Today, the race issue in the United States is more a problem of inequality than of discrimination. In South Africa and Northern Ireland, discrimination, not inequality, is still the principal issue. For instance, Protestants and Catholics are not all that unequal in Northern Ireland; neither is particularly well-off. But there is enormous discrimination. A BBC interviewer once asked a Protestant at a street-corner rally in Belfast, “Can you tell me exactly what it is you have against Roman Catholics?” “Are you daft?” the man replied. “Their religion, of course.”

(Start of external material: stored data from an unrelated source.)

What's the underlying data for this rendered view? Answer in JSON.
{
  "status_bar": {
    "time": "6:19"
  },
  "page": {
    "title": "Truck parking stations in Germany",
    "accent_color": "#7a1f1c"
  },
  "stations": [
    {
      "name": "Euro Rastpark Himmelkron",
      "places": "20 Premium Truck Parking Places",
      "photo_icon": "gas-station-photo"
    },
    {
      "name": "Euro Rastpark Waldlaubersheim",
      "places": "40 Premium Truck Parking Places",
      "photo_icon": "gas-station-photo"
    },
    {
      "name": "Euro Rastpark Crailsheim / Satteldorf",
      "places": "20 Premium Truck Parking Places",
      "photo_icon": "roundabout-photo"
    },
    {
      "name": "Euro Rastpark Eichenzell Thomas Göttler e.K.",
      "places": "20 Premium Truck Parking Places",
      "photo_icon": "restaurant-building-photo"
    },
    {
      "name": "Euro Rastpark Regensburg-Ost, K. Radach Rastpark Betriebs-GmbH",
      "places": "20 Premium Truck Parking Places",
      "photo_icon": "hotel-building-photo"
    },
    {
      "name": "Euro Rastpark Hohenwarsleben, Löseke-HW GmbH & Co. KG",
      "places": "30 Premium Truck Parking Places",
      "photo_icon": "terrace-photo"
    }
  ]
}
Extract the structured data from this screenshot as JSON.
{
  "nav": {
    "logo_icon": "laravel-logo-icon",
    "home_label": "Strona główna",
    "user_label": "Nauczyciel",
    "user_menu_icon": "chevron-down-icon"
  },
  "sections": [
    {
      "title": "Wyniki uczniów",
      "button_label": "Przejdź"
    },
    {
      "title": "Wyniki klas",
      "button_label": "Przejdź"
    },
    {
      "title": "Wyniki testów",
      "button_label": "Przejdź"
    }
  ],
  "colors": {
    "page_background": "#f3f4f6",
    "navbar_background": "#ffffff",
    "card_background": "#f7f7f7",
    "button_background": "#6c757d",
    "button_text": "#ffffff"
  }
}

Defenders of apartheid usually ignore this point. As one of them put it in an interview on American television, “Economic growth will produce justice in South Africa.” Government spokesmen like to point out that South African blacks are better off economically, and possibly more secure physically, than blacks elsewhere in Africa. Indeed, blacks migrate to South Africa looking for jobs. The government has indicated its willingness to allow more social contact between blacks and whites, and it may tolerate some progress toward economic equality. But it will not end political discrimination. The issue right now in South Africa is political rights, not economic well-being.

Economic growth will not make racial injustice palatable to blacks. But it can help make racial justice palatable to whites. Whites, not blacks, are the ones who must change in South Africa. Whites fear that ending apartheid will overthrow the power structure, subject them to black rule and ruin them economically. The lesson of the American experience: not necessarily. One of the surprising aspects of the civil-rights revolution is the way white leaders in the South came through intact. Even George Wallace learned to accommodate the new reality.

The most constructive thing we can do is urge white South Africans to take the risk of power-sharing. It is a greater risk for them than it was for us--their population is 70% black-- but the alternative is more catastrophic. Our own experience should be reassuring to whites: It can be done, and it can work without creating social or economic upheaval.

All revolutionary regimes export their revolutions. The French did it, the Russians did it and the Iranians try to do it now. Our own civil-rights revolution was felt all over the world. It was inspiration for the Catholic civil-rights movement in Northern Ireland, and it had significant influence on the black freedom movement in South Africa. But there is something from our civil-rights revolution that we can offer the oppressors as well as the oppressed: an example of moral courage, a determination to overcome.